Entretien avec Russell Banks

L’écrivain américain Russell Banks est mort le 7 janvier 2023 à l’âge de 82 ans. Né en 1940 dans le Massachusetts, il avait signé une vingtaine de romans et de recueils de nouvelles depuis Family Life, son premier roman paru en 1975, jusqu’à Oh, Canada (Actes Sud, 2022 ; publié en anglais sous le titre Foregone en 2021). En 2012, nos amis de l’excellente revue La Femelle du Requin s’étaient entretenus avec lui.

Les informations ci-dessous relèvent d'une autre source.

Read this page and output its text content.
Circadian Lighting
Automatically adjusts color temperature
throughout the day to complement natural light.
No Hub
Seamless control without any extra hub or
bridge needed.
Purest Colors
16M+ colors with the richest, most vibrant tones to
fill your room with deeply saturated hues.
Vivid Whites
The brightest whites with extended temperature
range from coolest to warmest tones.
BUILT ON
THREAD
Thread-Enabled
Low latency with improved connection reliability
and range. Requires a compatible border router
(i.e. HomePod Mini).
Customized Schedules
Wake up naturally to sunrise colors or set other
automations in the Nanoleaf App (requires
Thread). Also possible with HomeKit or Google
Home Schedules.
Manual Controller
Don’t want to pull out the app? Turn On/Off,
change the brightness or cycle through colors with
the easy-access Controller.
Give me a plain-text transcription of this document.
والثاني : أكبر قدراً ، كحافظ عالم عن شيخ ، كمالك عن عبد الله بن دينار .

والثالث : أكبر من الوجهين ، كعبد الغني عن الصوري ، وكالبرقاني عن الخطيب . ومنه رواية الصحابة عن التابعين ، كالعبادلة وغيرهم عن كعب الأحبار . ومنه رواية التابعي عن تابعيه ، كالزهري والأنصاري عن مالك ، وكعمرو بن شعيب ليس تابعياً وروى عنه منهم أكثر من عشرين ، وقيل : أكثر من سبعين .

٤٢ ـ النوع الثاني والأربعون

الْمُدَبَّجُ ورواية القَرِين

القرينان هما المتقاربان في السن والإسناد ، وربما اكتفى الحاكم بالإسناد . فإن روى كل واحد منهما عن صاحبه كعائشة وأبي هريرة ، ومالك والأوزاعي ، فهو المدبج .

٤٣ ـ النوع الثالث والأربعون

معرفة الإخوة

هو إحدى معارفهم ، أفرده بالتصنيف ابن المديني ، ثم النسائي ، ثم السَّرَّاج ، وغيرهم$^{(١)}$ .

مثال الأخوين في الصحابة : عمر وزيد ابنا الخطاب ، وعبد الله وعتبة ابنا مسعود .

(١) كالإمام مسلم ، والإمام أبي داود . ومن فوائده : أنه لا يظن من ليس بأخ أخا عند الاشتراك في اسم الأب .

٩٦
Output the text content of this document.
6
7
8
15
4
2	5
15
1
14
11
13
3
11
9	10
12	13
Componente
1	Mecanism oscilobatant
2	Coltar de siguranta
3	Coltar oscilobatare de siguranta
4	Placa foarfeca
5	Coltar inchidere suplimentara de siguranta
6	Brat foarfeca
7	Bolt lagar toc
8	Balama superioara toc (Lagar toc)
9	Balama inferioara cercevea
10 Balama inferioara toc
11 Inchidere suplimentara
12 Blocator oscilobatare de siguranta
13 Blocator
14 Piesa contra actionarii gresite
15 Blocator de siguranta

EaN publie des extraits de cette discussion.

"Écrire a créé un ordre dans ma vie" : entretien avec Russell Banks

Russell Banks © Jean-Luc Bertini

Les femmes, le divorce, des foyers brisés… L’absence de domicile est un thème récurrent de votre œuvre, comme dans Continents à la dérive où les personnages bougent tout le temps pour trouver un foyer, un lieu auquel ils pourraient appartenir. Nicole Krauss a déclaré que « les écrivains deviennent des écrivains parce qu’ils ne se sentent pas chez eux dans le monde ». Adhérez-vous à cette conception de l’écriture ?

Je participais à la conférence au cours de laquelle elle a déclaré cela, et je n’étais pas vraiment d’accord avec elle. J’ai pensé que c’était peut-être vrai pour elle du fait qu’elle est fille d’immigrés ayant fui l’Ukraine envahie par l’Allemagne nazie durant la Seconde Guerre mondiale, cela avait sans doute à voir avec sa mythologie familiale. Mais son histoire est très différente de la mienne, et je ne crois pas que ce soit une métaphore très signifiante en ce qui me concerne.

Je crois cependant à la possibilité de voyager et de trouver un endroit où il serait possible de se réinventer. C’est un très beau rêve américain : si l’on peut changer son lieu de vie, on peut changer qui l’on est. Ce fantasme remonte à l’arrivée des Européens, qui ont fait cela quand ils sont partis d’Europe : ils pensaient pouvoir changer qui ils étaient en rejoignant le Nouveau Monde. L’idée même de Nouveau Monde est fascinante. J’ai d’ailleurs écrit un recueil de nouvelles, dans les années 1970, qui s’appelait The New World. C’est un rêve vraiment important pour moi, un rêve que ma famille, qui bougeait sans arrêt quand j’ai grandi, a vécu.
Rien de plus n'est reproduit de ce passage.